When configuring the Kafka connection, you can select from the following two structure modes based on your business needs:

Description: Supports synchronization of complete DML operations (INSERT, UPDATE, DELETE). As a source, it parses and restores DML + DDL events for downstream processing; as a target, it stores these events in a standardized format, facilitating future task parsing.
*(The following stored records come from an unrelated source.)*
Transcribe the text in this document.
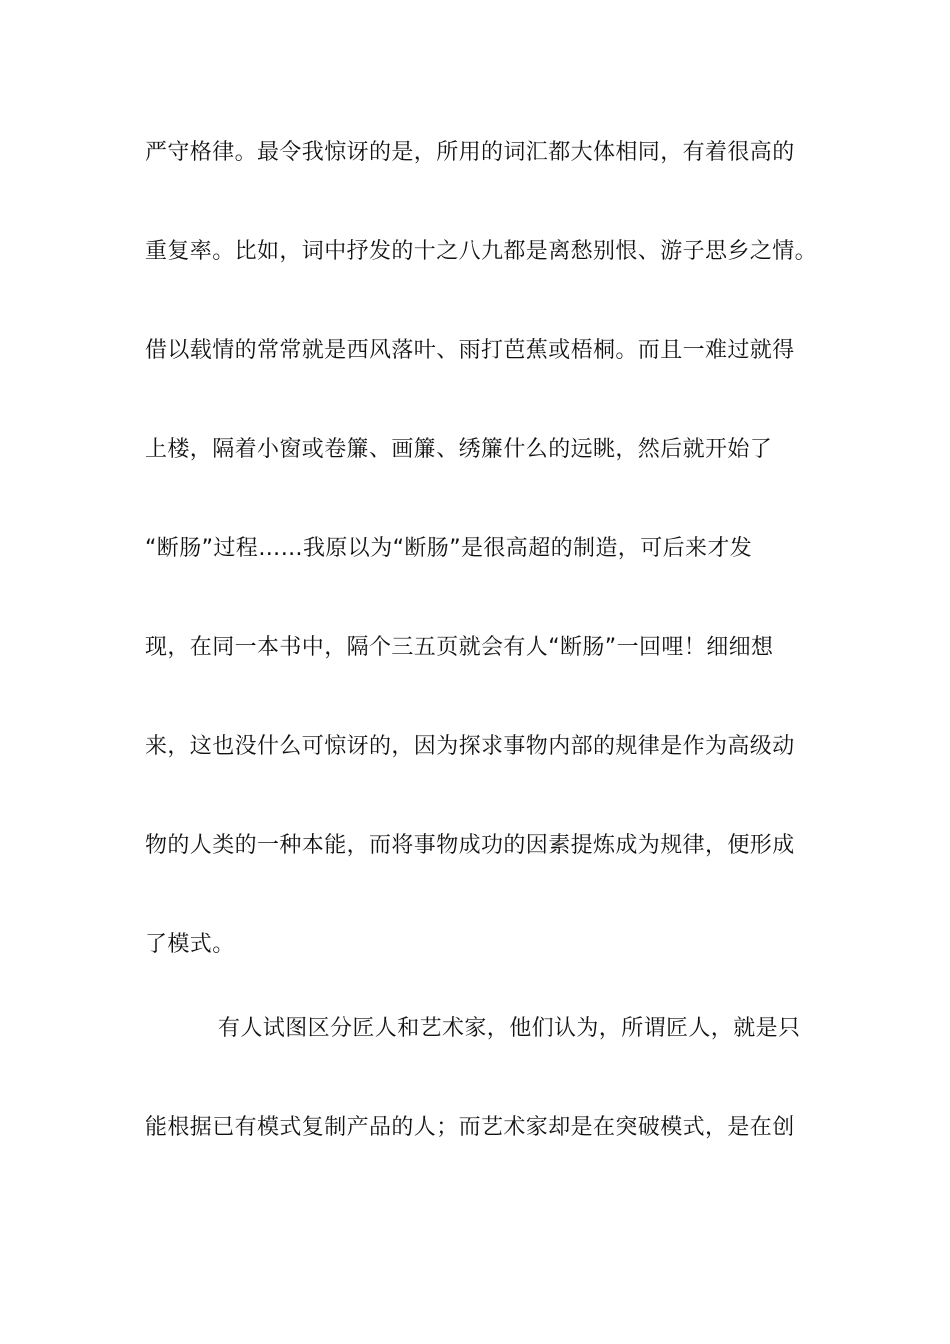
严守格律。最令我惊讶的是，所用的词汇都大体相同，有着很高的
重复率。比如，词中抒发的十之八九都是离愁别恨、游子思乡之情。
借以载情的常常就是西风落叶、雨打芭蕉或梧桐。而且一难过就得
上楼，隔着小窗或卷簾、画簾、绣簾什么的远眺，然后就开始了
“断肠”过程……我原以为“断肠”是很高超的制造，可后来才发
现，在同一本书中，隔个三五页就会有人“断肠”一回哩！细细想
来，这也没什么可惊讶的，因为探求事物内部的规律是作为高级动
物的人类的一种本能，而将事物成功的因素提炼成为规律，便形成
了模式。
有人试图区分匠人和艺术家，他们认为，所谓匠人，就是只
能根据已有模式复制产品的人；而艺术家却是在突破模式，是在创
Typical Use Case: In the CDC Log Queue, use the "Standard Structure" to write relational data change events from MySQL into Kafka, and then consume the data to write it into other databases.

Sample Data:

{
"ts": 1727097087513,
"op": "DML:UPDATE",
"opTs": 1727097087512,
"namespaces": [],
"table": "table_name",
"before": {},
"after": {},
}
  • ts: The timestamp when the event was parsed, recording the time the event was processed.
  • op: Event type, indicating the specific operation, such as DML:INSERT, DML:UPDATE, DML:DELETE.
  • opTs: Event timestamp, indicating when the data change actually occurred.
  • namespaces: A collection of schema names for multi-schema scenarios.
  • table: The table name indicating where the data change occurred.
  • before: Data content before the change, available only for UPDATE and DELETE operations.
  • after: Data content after the change, applicable to INSERT and UPDATE operations.

Consumption Details

When configuring data replication or transformation tasks later, you can specify the data synchronization method through task settings in the upper-right corner. The corresponding consumption details are as follows:

  • Full Only: Reads from the first message and stops the task after reaching the recorded incremental position.
  • Full + Incremental: Reads from the first message to the recorded position and then continuously syncs incremental data.
  • Incremental Only: Choose the starting point for incremental collection as Now, meaning sync starts from the current position, or Select Time, meaning sync starts from the calculated position based on the specified time.
tip

Since Kafka as a message queue only supports append operations, avoid duplicate data in the target system due to repeated consumption from the source.

Limitations

  • Data Type Adaptation: As a source, Kafka's data types need to be adjusted according to the target data source's requirements, or corresponding table structures should be manually created on the target side to ensure compatibility.
  • Message Delivery Guarantee: Due to Kafka's At least once delivery semantics and append-only behavior, duplicate consumption may occur. Idempotency must be ensured on the target side to avoid duplicate data resulting from repeated consumption.
  • Consumption Mode Limitation: Consumption threads use different consumer group numbers, so be aware of the impact on consumption concurrency.
  • Security Authentication Limitation: Currently, only authentication-free Kafka instances are supported.

Source Config

* **Connection Settings**
* **Name**: Enter a meaningful and unique name.
* **Type**: Supports using Kafka as a source database.
* **Connection Address**: Kafka connection address, including address and port, separated by a colon (`:`), for example, `113.222.22.***:9092`.
* **Structure Mode**: Choose based on business needs:
* **Standard Structure (Default)**: Supports synchronization of complete DML operations (INSERT, UPDATE, DELETE). As a source, it parses and restores DML + DDL events for downstream processing; as a target, it stores these events in a standardized format, facilitating future task parsing.
* **Original Structure**: Uses Kafka's native data synchronization method, supporting append-only operations similar to `INSERT`. As a source, it handles complex, unstructured data and passes it downstream; as a target, it allows flexible control over partitions, headers, keys, and values, enabling custom data insertion.
* **Key Serializer**, **Value Serializer**: Choose the serialization method for keys and values, such as Binary (default).